第76章 第76章 不安

    并没有多少人会去关注一个辅助监督的心情, 或者说咒术师这一整个群体都在将苦难视为常态。战斗、牺牲、死亡、误解,无数次对生存价值、对守护之物的质疑,无数次抉择与挣扎……

    全都沉重到无法交流, 无法共鸣, 唯有当事人自己才能不断咀嚼出苦涩的汁水,又在舌根处翻涌上甘甜。

    假如噩梦公平地降临给群体,那么群体性悲哀之下, 个人的悲欢就仿佛丧失了独特性, 何况他的苦难相比之下是那么的小,那么的平凡。

    所以伊地知洁高只是苦笑,挠挠头含糊地说:“怎么说呢?习惯了就好。”

    “习惯啊……”川岛意味不明地咀嚼这个词, 习惯真是可怕的事情,它使幸福失色,使痛苦麻木, 最后变成不满的源泉和改变的阻碍。

    并不纠结于一定得到答案, 川岛转回头, 温和地评价道:“能够习惯也挺好的,伊地知先生。”

    并不想被追问,但提问者真的放弃探究后又莫名生出点遗憾的伊地知摇摇头甩开那些情绪。

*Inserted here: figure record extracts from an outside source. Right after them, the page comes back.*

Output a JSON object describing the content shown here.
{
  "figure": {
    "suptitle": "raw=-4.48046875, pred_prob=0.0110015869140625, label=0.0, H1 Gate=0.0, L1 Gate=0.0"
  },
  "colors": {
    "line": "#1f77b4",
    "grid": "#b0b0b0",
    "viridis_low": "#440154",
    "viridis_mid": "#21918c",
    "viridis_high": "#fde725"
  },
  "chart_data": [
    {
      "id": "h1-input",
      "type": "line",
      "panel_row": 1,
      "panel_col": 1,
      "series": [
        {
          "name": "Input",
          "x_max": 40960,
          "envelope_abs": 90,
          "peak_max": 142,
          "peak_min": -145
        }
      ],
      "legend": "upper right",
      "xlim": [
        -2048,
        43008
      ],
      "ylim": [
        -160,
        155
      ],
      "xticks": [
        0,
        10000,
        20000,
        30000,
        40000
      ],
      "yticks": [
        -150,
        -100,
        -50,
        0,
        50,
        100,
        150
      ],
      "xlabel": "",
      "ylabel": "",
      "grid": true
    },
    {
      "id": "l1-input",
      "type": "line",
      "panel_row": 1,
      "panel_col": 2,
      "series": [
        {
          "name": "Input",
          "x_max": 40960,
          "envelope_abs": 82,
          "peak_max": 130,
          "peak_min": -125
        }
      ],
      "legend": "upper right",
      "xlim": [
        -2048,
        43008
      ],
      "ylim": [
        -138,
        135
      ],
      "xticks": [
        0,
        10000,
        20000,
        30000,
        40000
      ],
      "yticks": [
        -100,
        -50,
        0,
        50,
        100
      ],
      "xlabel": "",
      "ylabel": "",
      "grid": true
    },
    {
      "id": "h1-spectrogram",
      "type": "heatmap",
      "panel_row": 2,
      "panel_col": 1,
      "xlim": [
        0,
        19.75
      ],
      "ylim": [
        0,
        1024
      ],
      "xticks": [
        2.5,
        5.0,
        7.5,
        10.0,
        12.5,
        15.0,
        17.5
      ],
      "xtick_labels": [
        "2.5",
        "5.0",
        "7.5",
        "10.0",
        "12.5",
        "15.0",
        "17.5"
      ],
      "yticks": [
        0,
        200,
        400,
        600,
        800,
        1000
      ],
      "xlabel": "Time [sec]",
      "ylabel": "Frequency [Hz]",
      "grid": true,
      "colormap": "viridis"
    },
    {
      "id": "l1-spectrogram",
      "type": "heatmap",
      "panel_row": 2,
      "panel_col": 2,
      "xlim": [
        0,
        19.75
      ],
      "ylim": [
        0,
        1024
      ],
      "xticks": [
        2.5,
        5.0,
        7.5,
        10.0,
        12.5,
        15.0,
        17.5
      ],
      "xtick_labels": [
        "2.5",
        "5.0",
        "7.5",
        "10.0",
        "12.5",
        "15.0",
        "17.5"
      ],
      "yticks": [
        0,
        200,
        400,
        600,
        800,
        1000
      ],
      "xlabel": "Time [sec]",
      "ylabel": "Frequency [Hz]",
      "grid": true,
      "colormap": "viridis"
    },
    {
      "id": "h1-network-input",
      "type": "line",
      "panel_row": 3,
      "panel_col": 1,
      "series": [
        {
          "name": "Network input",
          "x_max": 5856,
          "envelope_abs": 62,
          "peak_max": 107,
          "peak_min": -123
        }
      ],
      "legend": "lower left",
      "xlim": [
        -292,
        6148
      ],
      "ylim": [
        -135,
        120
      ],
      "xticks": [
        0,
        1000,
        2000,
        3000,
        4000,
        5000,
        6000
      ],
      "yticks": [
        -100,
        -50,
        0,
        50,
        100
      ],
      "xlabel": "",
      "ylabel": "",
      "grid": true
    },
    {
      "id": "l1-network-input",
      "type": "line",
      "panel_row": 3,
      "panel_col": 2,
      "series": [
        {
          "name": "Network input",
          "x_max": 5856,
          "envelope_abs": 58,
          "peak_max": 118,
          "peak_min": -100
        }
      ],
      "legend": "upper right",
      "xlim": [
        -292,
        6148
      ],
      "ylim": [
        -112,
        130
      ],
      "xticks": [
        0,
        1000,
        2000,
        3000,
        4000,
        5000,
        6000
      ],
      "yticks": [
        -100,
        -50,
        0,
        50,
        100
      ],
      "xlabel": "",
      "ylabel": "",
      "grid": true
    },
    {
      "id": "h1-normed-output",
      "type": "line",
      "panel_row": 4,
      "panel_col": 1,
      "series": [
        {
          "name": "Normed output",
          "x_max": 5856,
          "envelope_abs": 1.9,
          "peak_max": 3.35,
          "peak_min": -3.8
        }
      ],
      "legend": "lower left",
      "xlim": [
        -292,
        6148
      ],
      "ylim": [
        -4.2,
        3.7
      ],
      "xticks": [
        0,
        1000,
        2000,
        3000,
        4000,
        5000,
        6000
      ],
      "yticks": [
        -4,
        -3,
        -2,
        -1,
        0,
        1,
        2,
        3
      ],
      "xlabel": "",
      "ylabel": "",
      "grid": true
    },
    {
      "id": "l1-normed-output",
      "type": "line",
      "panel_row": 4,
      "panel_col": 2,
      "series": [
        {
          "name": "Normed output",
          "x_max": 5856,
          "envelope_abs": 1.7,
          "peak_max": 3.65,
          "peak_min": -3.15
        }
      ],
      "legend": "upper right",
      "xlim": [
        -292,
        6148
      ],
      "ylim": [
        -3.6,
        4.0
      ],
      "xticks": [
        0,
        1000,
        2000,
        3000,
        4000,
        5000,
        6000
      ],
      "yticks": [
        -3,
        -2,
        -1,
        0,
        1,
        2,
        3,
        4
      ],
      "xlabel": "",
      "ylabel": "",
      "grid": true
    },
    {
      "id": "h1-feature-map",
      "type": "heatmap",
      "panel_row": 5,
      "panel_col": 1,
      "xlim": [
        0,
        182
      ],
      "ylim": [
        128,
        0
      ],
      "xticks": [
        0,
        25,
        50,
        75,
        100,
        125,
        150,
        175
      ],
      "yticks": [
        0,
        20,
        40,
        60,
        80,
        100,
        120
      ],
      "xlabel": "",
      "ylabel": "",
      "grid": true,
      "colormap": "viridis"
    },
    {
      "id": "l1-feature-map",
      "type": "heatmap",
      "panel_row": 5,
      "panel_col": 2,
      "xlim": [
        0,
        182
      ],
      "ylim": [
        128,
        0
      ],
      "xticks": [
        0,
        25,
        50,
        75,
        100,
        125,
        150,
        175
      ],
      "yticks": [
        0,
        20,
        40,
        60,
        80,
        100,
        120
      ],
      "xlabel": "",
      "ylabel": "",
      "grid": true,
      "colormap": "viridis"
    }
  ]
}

    “不过川岛君问我这个, 是在担心横滨分校的事情吗?”

    伊地知只知道对方也是个天与咒缚, 但又不是禅院甚尔那种强大的变态, 看起来虽然不太热情, 但也说不上冷漠的温和样子, 就像一团随时穿过指缝消散的云。

    他也只能按照自己的想法去猜测对方的内心。

    毕竟横滨分校这件事情还是个初步的预想, 并非培养正统的咒术师,而是想要去招揽异能力者中的年轻幼苗。老实说,整个计划八字还没一撇, 目前什么岗位都是虚的。

    是的,异能力者同样可以消灭诅咒。

    五条悟的出生打破了咒术师的天花板,自他之后咒灵的上限同样拔高。

    而上面猜测咒灵近年来实力的暴涨,大概率是因为异能力者极大地拉高了人类的平均战力,导致咒灵平均水平也在飞涨。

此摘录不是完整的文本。